Monday, September 7, 2015

What?! No Piglets?

Seems like we learn something new with each new litter.

Miss Pinky Pie went through her pregnancy just fine. She created her nest, her water broke, labor began... but she had NO piglets!
Not even days later.
Not even dead ones.
There was a slight brownish discharge at one point, but that was all. She acted like she was all done with the whole thing, and a week later she came back into heat.

Weirdest thing we'd ever been through. What the heck had happened??

At first it seemed like it might have been caused by Porcine Parvo Virus, but thank goodness it wasn't that! The symptoms didn't quite fit for this common disease. Most piggeries worldwide, large and small, have exposure to Porcine Parvo - think of it like chicken pox (before we all got so freaked out by this common childhood virus) : you get it, you're done and most likely have lifetime immunity. If she had contracted this disease for the first time right after she was bred, either impregnation wouldn't have happened, or there would have been dead piglets at various stages of development. So, not Parvo - what then?

One telling clue was that her milk never did come in, so something hormonal must have been off. Once we started looking into various causes of false pregnancy in pigs, it became clear that the length of her cycle being a week longer than normal was another clue.

That's when things started lining up that it was "F2 Toxin Fungal Poisoning" that caused her to lose the litter in vitro. This F2 toxin is actually Zearalenone which is produced by Fusarium Graminearum, a fungus which is commonly found on grains worldwide: wheat, barley, rice, corn, etc, as well as soybeans. Again, this fungus is one of those things that's just out there, worldwide, all the time.

Normally, the presence of Fusarium isn't going to be too much of a problem. It's unavoidable, anyway. But when we ferment our grains overnight (to break down the phytic acid and thus make more of the nutrition available), it allows the fungus to proliferate which of course increases the amount of Zearalenone toxin.

Zearalenone toxin acts as a megadose of estrogen. (In fact, it is used in the treatment of breast cancer and hormone replacement therapies in humans.) Which explains Miss Pinky Pie's symptoms: longer cycles, false pregnancy to term but with no piglets and no milk production. It's interesting to note that, since we've been feeding this same mix to Mr Red, our young uncut male, it explains his lack of libido, so much so that he doesn't even notice when the sow in the next pen is in heat!

Using Korean Natural Farming inputs (IMO4, LAB, and OHN) during fermentation seems to have some kind of counter-balancing effect, either by introducing enough good bacteria that it overpowers the harmful Fusarium... or perhaps the good stuff actually breaks down the Zearalenone. Without expensive laboratory testing, we cannot know for sure just what is happening, but it sure seems to do the trick. We will definitely be adding these inputs every single time in future.

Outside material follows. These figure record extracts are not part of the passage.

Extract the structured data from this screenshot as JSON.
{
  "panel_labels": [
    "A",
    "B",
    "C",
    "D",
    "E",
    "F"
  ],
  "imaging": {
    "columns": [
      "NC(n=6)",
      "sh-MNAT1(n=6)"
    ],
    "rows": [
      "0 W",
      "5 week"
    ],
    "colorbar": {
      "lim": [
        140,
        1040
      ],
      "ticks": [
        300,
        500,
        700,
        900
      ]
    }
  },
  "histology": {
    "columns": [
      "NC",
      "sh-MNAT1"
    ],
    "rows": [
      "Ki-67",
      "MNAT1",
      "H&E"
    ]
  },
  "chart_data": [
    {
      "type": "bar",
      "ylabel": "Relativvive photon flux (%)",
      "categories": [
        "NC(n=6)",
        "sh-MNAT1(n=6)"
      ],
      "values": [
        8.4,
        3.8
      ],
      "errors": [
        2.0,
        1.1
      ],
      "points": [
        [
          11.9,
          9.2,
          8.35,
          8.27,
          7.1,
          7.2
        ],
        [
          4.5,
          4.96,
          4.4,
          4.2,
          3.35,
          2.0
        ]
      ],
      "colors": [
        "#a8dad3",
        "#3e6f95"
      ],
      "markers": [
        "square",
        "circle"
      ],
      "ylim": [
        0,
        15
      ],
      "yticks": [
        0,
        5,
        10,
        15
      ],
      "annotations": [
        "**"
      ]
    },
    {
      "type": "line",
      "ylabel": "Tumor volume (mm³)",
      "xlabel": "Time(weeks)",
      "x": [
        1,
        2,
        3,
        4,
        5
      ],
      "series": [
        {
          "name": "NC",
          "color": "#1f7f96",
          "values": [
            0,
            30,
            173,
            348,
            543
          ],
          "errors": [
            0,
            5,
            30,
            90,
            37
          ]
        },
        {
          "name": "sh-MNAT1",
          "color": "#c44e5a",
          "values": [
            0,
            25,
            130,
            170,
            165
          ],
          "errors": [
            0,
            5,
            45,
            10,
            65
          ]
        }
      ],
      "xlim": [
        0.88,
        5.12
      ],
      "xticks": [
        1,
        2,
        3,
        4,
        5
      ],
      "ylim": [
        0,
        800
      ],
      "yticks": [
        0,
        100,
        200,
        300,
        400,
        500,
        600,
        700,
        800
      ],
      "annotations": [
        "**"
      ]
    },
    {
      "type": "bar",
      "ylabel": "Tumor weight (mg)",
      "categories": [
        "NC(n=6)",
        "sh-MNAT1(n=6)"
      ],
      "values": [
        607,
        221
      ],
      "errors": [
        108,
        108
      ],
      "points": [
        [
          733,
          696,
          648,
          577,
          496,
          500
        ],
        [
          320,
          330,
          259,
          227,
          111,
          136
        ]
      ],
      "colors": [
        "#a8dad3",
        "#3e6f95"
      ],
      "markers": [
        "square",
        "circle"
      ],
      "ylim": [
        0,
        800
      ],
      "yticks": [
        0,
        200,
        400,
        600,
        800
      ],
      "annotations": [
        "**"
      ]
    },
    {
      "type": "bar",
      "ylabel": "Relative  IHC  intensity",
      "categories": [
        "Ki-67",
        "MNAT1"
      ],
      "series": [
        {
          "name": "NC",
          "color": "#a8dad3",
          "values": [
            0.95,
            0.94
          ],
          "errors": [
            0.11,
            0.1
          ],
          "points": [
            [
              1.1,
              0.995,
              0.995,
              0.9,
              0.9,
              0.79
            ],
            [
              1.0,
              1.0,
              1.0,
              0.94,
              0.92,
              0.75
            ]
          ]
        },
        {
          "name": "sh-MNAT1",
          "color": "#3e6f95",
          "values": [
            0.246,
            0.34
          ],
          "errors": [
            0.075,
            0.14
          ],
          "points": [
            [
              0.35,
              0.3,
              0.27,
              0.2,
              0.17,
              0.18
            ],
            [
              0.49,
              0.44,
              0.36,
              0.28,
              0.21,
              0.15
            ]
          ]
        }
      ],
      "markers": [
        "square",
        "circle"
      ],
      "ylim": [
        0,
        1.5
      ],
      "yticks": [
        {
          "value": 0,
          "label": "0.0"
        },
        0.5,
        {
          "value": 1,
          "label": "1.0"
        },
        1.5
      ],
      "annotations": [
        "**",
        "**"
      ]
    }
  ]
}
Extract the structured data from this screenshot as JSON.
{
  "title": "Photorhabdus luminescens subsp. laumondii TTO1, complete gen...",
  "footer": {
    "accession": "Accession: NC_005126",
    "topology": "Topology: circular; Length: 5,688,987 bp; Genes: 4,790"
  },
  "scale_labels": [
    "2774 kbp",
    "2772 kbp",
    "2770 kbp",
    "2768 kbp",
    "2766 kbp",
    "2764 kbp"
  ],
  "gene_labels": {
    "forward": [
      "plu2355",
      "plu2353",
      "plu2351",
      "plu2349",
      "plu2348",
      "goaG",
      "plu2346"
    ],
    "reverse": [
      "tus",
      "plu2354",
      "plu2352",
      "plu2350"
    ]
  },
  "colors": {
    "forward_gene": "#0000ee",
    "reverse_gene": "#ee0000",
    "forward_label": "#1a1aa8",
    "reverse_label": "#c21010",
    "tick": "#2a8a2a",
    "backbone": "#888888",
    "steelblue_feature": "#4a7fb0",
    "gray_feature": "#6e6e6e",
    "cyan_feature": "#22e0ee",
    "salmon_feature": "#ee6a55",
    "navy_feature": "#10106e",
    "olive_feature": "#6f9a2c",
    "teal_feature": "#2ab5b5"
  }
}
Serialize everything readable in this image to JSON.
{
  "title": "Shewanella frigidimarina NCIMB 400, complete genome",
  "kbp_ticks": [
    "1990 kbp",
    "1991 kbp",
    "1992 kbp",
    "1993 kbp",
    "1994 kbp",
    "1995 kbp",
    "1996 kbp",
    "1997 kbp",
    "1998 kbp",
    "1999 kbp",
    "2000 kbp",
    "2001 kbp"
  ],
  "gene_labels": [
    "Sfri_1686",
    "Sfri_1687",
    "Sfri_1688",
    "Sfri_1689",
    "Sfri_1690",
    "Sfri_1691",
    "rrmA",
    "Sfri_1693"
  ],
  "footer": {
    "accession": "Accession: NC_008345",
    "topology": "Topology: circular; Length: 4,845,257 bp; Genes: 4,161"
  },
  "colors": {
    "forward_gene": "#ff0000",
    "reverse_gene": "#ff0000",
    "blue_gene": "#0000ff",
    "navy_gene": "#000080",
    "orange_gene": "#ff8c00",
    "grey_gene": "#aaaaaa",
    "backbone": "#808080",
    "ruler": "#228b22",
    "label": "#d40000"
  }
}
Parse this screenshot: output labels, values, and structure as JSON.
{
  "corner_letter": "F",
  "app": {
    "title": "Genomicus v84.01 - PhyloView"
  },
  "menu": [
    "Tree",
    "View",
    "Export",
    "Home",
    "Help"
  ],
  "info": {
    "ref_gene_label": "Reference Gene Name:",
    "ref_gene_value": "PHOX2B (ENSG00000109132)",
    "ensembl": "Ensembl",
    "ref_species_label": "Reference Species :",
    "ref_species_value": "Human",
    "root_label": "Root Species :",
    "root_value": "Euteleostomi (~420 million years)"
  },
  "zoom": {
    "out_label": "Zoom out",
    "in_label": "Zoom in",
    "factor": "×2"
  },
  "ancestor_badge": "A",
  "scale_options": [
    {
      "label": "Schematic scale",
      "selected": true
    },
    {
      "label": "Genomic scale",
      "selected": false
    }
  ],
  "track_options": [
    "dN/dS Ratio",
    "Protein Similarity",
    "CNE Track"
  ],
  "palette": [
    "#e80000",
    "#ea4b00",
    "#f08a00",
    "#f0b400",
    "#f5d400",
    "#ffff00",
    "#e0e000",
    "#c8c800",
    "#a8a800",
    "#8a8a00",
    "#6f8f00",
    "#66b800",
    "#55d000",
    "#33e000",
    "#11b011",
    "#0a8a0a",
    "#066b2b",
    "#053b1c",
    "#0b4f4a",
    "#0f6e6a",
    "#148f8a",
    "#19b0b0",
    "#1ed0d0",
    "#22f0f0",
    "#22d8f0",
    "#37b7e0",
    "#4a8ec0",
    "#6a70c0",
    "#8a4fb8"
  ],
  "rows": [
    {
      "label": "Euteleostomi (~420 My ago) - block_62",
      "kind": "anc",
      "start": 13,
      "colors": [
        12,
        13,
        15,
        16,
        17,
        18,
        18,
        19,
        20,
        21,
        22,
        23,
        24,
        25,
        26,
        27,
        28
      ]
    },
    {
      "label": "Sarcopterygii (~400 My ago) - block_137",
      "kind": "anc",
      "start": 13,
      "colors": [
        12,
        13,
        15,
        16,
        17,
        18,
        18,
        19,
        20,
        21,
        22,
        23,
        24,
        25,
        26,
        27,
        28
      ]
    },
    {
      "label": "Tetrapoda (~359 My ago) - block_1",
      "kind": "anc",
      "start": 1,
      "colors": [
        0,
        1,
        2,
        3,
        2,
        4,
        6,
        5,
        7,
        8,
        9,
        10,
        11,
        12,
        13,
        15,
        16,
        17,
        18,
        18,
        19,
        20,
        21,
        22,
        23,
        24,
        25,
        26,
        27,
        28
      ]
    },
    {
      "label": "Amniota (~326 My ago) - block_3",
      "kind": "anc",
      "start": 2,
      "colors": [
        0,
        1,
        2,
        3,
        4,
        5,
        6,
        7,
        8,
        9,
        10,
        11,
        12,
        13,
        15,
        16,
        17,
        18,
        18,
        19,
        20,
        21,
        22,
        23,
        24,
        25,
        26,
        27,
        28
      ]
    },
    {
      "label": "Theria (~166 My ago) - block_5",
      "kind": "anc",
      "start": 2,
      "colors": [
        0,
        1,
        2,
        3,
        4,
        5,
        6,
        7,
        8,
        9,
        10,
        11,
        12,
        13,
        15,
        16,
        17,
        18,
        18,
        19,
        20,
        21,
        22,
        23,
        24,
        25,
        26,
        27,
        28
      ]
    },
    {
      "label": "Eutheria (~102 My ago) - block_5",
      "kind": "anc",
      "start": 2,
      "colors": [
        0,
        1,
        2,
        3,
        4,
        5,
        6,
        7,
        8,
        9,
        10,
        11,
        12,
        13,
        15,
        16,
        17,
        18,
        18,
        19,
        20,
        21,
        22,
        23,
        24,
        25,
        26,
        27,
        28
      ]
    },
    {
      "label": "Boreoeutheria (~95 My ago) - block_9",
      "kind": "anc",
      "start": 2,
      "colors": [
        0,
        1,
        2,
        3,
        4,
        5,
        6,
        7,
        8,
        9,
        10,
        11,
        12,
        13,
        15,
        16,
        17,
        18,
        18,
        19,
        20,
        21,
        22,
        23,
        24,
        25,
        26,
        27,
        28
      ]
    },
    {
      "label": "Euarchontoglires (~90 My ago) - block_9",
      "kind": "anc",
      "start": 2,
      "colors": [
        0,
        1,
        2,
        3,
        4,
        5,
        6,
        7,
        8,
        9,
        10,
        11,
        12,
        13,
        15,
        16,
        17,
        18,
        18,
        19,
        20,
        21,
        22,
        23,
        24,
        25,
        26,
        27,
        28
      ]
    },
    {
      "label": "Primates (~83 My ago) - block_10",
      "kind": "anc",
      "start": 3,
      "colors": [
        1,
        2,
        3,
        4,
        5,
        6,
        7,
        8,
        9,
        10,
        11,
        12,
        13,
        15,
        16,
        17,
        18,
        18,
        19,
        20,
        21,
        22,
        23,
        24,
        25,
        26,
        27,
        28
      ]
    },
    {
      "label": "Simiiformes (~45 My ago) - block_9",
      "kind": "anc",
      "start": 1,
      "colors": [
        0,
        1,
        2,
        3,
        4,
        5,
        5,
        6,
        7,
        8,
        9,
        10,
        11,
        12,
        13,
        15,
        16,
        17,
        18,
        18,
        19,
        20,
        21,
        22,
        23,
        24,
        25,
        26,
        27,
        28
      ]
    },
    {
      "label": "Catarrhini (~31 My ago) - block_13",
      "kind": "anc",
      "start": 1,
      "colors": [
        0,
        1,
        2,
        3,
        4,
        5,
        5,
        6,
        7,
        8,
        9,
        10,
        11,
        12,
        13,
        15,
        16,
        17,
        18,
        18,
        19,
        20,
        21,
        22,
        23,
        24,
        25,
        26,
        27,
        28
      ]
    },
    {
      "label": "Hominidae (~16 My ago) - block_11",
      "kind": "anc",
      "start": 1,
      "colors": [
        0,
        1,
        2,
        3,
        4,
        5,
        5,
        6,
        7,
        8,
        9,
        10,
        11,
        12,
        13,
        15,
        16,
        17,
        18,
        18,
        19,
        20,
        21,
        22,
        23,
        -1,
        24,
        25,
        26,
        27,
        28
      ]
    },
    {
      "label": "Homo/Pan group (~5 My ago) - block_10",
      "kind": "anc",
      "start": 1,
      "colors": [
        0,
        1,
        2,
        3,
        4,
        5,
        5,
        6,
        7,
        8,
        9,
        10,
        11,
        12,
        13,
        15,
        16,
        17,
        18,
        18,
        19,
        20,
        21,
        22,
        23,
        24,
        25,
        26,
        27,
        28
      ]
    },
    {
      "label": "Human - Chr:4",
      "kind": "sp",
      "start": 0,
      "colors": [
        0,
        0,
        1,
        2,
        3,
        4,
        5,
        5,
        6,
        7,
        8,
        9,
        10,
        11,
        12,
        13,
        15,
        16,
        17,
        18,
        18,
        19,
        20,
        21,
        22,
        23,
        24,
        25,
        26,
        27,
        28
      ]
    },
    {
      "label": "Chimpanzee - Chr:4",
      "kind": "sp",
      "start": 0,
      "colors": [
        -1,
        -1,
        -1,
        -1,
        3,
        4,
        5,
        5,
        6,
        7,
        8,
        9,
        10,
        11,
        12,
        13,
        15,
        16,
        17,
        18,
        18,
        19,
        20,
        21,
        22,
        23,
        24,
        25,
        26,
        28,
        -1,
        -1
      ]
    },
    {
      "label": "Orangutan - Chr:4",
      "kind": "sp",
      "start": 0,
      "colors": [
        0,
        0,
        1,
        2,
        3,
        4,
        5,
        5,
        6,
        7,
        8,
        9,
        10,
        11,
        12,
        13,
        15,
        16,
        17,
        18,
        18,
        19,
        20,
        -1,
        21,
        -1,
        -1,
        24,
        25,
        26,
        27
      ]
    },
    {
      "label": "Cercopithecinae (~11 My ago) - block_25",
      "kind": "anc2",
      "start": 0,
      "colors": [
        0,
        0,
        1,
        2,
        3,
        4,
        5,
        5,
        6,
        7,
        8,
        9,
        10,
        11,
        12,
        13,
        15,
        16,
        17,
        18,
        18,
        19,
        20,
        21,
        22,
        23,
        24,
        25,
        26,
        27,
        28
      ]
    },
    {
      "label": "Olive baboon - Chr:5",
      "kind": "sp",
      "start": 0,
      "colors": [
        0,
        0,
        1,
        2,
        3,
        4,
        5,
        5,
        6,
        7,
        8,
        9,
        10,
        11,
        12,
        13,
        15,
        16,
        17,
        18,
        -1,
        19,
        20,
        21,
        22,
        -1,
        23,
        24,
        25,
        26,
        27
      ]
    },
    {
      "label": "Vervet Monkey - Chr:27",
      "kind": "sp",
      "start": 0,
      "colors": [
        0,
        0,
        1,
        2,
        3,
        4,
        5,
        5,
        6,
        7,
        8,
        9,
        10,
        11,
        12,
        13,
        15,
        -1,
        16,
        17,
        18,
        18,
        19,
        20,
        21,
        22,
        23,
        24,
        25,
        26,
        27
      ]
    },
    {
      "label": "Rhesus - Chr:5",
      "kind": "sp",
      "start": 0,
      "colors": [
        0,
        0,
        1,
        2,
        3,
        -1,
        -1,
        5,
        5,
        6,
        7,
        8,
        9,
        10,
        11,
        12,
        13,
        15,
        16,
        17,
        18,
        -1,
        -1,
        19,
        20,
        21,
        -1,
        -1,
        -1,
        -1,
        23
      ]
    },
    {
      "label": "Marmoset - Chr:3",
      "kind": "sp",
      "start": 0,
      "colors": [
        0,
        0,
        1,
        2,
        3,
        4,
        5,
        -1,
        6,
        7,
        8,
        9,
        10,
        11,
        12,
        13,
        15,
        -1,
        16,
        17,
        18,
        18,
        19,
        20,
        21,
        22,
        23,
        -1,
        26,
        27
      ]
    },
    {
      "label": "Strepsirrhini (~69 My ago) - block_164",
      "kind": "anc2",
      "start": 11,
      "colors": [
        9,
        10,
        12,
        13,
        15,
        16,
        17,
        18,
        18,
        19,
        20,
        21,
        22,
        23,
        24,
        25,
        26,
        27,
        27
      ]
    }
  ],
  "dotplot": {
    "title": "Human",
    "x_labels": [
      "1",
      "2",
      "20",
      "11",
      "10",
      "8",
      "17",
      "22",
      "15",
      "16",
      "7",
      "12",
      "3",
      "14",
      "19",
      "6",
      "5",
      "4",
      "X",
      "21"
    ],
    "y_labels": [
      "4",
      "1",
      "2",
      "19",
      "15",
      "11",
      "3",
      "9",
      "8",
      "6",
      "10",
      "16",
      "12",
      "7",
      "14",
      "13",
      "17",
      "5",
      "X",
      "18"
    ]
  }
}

We had planned on keeping a couple of the gilts from this litter to continue our breeding program and the bloodlines we'd been working on since beginning our piggery... but alas, no piglets means the end of an era for us.

Mr Red was raised to fill our freezer. Now Miss Pinky Pie will join him. (This was her second chance; remember When Mama Sow Rejects Her Piglets? She's just been too hard to work with.) So, we'll get a bit of a break while we reconfigure the pens and prepare to start over with new wean-offs. Oh yes, we will begin again!

Stay tuned - we're not done yet!

2 comments:

volcano gail said...

Glad you're keeping on. For a moment there with the end of the era I was worried! Aloha!

Sonia said...

This has to be so frustrating and heartbreaking...like Gail, for a minute there I was worried you would be giving up... Glad you're picking yourself up, dusting off and carrying on!